Discovery made by bed rest study crucial to health of future astronauts

6 Oct 2017

Image: Chompoo Suriyo/Shutterstock

A recent study into the effects of inactivity on the human body could help astronauts survive the challenges of life in space.

It might seem like the easiest of studies, but being confined to a bed for 21 days as part of a bed rest study is no easy task, but it helps researchers better understand the effects of inactivity in the human body, particularly for astronauts.

Despite constantly moving to perform myriad different tasks aboard the International Space Station, significant parts of an astronaut’s body are left idle in zero gravity which could result in their muscles wasting away if they don’t perform daily exercise.

Dublin City University (DCU) and the 3U Diabetes Consortium have published a bed rest study in the journal Diabetologia that reveals some surprising results for both space travel and those of us on Earth.

Balanced diet isn’t enough

As part of the 3U Diabetes Consortium, the study collaborated with the European Space Agency’s PRODEX programme and Enterprise Ireland to get access to the bed rest study facilities.

Over the course of the three weeks, the researchers found, for the first time, that the body’s ability to regulate metabolism is tightly linked to the number of mitochondria – the powerhouse of our cells.

So, even though the participants were in energy balance and therefore did not gain fat mass, they lost muscle and became more resistant to insulin – which, for diabetic people on Earth, would be dangerous.

But with a type of simple exercise referred to as resistive vibration exercise, the harm caused to the body can be reduced and this came as a surprise to the lead researcher on the study, Dr Donal O’Gorman.

Surprising findings

“We were surprised that just five exercise sessions was sufficient to offset the changes in insulin sensitivity though we did not expect changes in all parameters,” he said.

“We believe that the mitochondria are quite resilient to the changes due to bed rest and that what we observe is partly a protective effect to try and preserve normal function.”

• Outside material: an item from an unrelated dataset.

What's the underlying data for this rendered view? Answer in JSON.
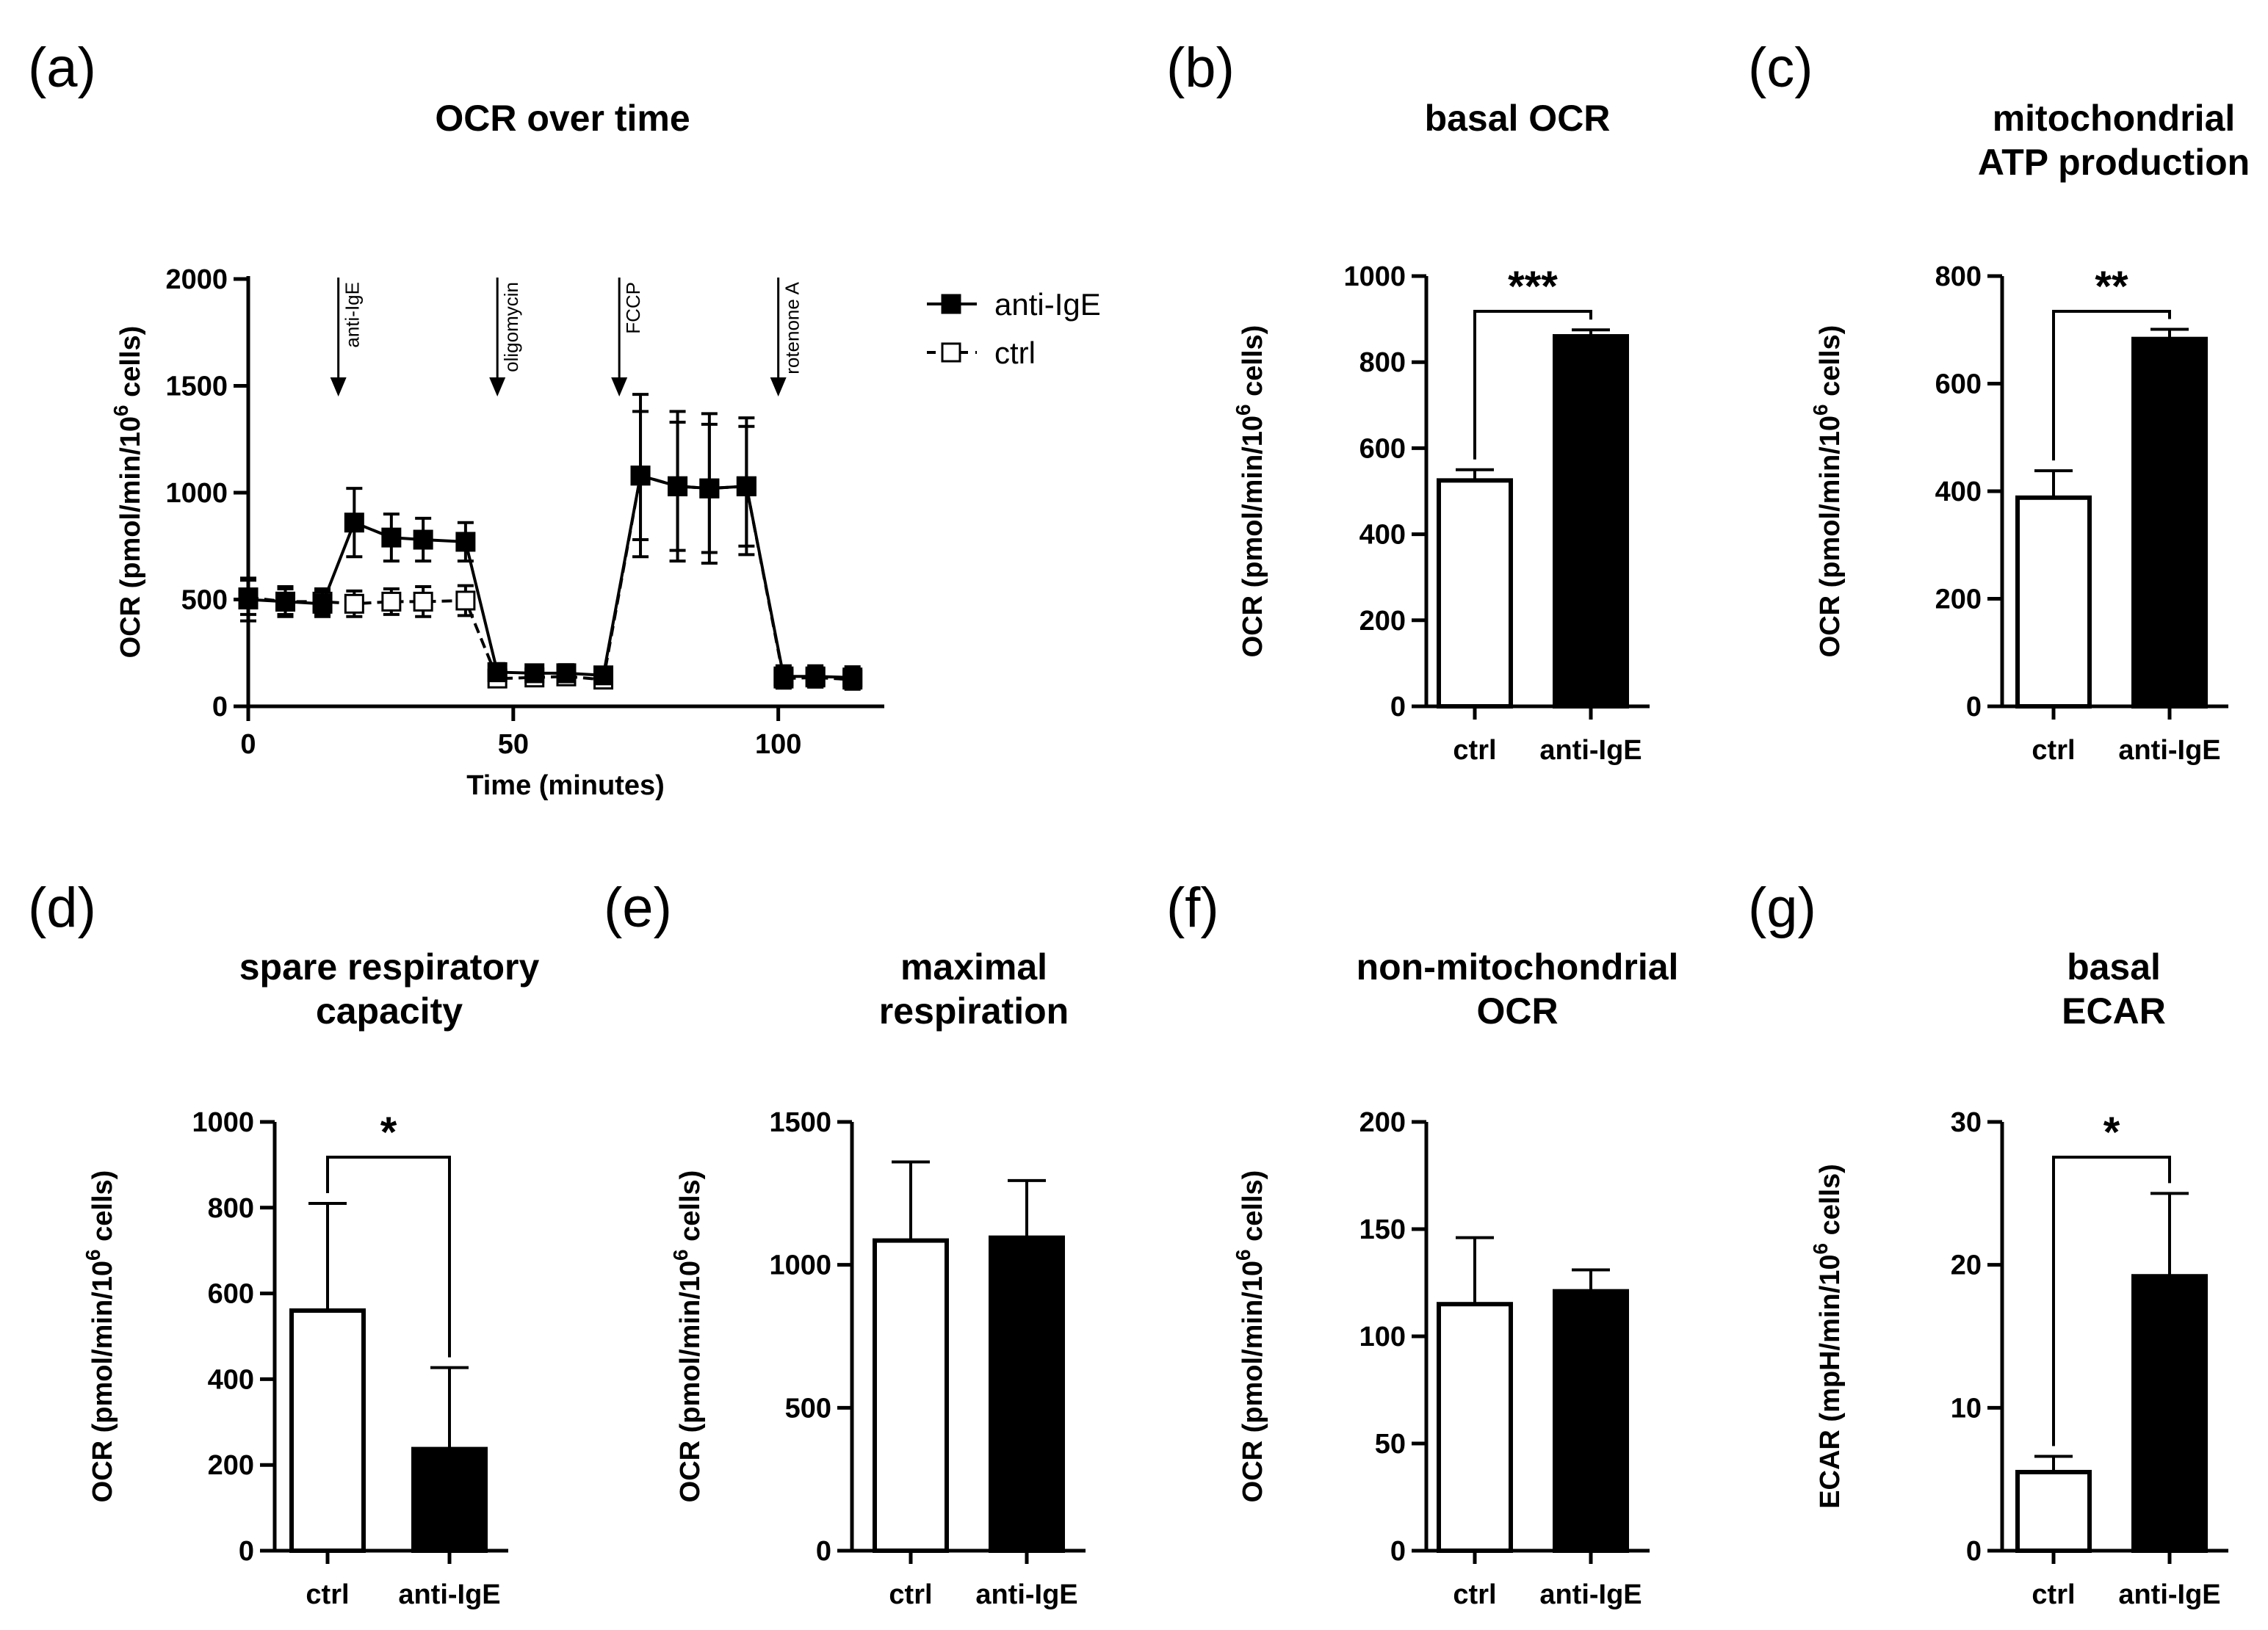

He continued: “We think this sets the foundation for health-related changes that happen later in life as the muscle can only compensate for a reasonable period of time before negative effects start to accumulate.”

Another interesting finding, O’Gorman added, was that even though energy balance was maintained (with energy intake matching energy expenditure throughout bed rest) there were still decreases in insulin sensitivity and muscle mass.

This indicates that even if we perfected the amount of energy consumed to stay healthy from a dietary perspective, some degree of physical activity will be needed to actually stay healthy overall.

The team’s findings can now aid astronauts in preparation for space travel and inform useful countermeasures while in space.

The next step for O’Gorman and his team is to follow up with another bed rest study, but this time over 60 days to determine if this nutritional intervention can offset some of the negative changes that occur during bed rest and space flight.